After that, Marion and the two young men went to another part of the island, presumably to neck and to be alone. Bruno waited patiently, though, leaning his back against a tree. He knew Marion would come to him. He smoked one cigarette down to the end and had just lighted another one when he saw her.
She walked across the open space between the trees, alone, toward him. He didn’t know yet if she knew he was there, but soon she would know. He stepped out of the shadows and went to meet her. She smiled familiarly at him and he smiled back.
“Marion?” he said.
“Why, yes,” she said.
She had been about to ask him how he came to know her name when he surprised her by putting his hands around her neck and squeezing. Her expression changed to one of surprise and then of fear and pain. She put her hands on his to try to get him to stop, but she had little resistance against his far-superior strength. He watched her closely as he strangled her and for a moment he saw the face of his father.
He knew how to apply just the right amount of pressure with the thumbs and in a short time she was dead. He let her body fall gently to his feet. The two young men would come along soon looking for her and he wanted to be gone when they did. He crossed over to the far side of the island and circled back around to the little pier where the boats were kept.
After he left the carnival, he wasn’t ready to go home yet, so he drove around for a while before stopping off at a bar. He sat on a stool, drinking his drink and smoking his cigarette, enjoying the feeling of anonymity the place gave him. No one looked at him or spoke to him. He was nameless and faceless.
When he got home, it was almost midnight. His mother was waiting up for him, sitting on one of the leather chairs in her green bathrobe in the elegant sitting room. She rose to kiss him when he came in.
“Mother, you should be in bed!” he said.
“Did you have a good time, dear?” she asked.
“I always have a good time.”
“I worry when you stay out so late.”
“I know you do,” he said, putting his arm around her shoulder, “but there’s no reason for you to.”
“Your father and I had a terrible row after dinner,” she said. “It has put me in such a frightful state!”
“What was it about?”
“Oh, you know. The usual.”
“Is he here now?”
“He’s in his room,” she said. “Been asleep for hours.”
“Mother, what if I was to tell you that soon we’ll be rid of him?”
“What do you mean?”
“I can’t really tell you now, except to say that we’re going to be so happy when it’s just the two us. We’ll be able to breathe freely and do all the things together we always wanted to do.”

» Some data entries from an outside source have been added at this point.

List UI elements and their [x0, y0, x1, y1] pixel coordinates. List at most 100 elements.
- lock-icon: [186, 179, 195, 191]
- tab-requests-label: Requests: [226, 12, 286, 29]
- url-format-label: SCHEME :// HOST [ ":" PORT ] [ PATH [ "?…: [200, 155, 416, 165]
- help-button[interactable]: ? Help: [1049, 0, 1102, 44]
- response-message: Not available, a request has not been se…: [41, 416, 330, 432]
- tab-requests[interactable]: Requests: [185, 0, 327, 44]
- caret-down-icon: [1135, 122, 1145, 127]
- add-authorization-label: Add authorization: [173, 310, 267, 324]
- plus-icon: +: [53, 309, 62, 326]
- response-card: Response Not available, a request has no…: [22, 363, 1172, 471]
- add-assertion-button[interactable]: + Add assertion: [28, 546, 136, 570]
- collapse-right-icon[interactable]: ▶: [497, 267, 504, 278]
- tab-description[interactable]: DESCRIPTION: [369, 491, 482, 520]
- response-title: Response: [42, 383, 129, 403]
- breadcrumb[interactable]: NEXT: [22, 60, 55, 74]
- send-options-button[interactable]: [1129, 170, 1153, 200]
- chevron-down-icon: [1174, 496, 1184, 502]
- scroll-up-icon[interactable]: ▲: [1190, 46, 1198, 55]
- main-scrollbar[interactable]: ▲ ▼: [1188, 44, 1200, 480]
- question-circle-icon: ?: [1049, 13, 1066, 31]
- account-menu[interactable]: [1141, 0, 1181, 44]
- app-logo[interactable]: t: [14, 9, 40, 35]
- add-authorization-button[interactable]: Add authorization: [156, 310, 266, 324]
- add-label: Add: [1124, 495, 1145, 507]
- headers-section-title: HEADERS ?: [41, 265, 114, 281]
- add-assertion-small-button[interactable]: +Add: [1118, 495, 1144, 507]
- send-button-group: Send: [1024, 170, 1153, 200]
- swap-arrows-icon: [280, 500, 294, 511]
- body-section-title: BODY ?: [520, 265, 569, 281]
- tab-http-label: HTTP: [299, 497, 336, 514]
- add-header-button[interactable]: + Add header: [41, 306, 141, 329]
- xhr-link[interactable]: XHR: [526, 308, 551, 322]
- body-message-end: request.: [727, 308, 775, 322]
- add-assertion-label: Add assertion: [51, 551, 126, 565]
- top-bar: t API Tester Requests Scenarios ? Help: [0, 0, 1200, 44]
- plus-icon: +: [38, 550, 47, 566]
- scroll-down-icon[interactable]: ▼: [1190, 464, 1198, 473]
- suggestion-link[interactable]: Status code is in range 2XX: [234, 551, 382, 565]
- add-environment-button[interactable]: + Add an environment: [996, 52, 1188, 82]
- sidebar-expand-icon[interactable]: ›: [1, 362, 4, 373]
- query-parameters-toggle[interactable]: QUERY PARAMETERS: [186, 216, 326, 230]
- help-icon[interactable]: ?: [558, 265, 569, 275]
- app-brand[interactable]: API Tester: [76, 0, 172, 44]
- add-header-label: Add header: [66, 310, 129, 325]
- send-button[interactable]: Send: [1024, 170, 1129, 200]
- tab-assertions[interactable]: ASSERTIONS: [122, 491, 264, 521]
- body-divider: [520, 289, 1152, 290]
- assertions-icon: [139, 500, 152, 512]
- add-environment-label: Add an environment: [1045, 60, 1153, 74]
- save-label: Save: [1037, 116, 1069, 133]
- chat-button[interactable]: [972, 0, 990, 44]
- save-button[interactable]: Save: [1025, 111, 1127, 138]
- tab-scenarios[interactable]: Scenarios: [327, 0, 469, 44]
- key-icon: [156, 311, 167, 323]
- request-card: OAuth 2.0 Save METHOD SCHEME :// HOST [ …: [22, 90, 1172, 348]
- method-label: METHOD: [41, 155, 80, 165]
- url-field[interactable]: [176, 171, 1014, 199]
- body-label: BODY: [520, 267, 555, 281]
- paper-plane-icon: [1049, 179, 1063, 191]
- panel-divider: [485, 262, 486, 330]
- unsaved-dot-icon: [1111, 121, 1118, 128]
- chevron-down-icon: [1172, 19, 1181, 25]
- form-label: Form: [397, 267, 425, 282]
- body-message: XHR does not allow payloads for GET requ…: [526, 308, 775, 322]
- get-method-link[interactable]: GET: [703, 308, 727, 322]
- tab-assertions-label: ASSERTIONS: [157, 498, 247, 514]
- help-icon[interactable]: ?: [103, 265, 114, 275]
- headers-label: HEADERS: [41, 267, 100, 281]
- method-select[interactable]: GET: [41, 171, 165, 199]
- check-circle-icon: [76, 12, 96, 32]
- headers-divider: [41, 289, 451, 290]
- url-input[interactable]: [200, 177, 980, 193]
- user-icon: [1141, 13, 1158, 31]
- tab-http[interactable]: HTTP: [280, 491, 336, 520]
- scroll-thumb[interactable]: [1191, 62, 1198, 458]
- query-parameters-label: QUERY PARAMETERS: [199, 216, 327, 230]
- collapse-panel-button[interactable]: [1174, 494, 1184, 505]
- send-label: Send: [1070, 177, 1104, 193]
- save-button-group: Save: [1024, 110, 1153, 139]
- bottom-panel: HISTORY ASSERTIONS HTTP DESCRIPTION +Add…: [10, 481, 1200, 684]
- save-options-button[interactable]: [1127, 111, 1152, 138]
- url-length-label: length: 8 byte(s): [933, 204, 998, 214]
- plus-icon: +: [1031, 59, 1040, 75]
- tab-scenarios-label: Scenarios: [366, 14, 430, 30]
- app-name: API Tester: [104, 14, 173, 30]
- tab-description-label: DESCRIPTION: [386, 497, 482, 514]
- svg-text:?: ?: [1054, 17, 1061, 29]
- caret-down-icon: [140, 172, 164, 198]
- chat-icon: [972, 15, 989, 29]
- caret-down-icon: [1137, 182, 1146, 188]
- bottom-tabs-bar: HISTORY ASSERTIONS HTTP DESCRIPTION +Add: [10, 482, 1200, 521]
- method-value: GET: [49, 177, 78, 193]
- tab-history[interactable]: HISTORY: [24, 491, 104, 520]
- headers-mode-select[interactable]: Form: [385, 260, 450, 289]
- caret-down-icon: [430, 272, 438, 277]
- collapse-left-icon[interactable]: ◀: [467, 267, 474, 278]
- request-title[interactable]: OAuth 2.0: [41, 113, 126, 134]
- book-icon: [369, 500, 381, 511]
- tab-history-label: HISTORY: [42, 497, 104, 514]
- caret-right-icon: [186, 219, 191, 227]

“Oh, if only!” she said, her eyes glistening like a child’s.
“Now, you go on to bed,” he said, “and we’ll speak in the morning.”
“All right, Bruno dear.” She kissed him and was gone.
He walked down the hallway to his own room and closed the door. After taking off his jacket and throwing it on the bed and kicking off his shoes, he sat down at his writing desk. He took a blank piece of paper and wrote two brief sentences (I did your murder. Not it’s time for you to do mine.) in his beautiful handwriting, folded the paper and put it in an envelope. After sealing the envelope, he wrote the address on it of a man he had met one time on a train and left it on the desk standing upright against a book so he would see it and remember to mail it in the morning.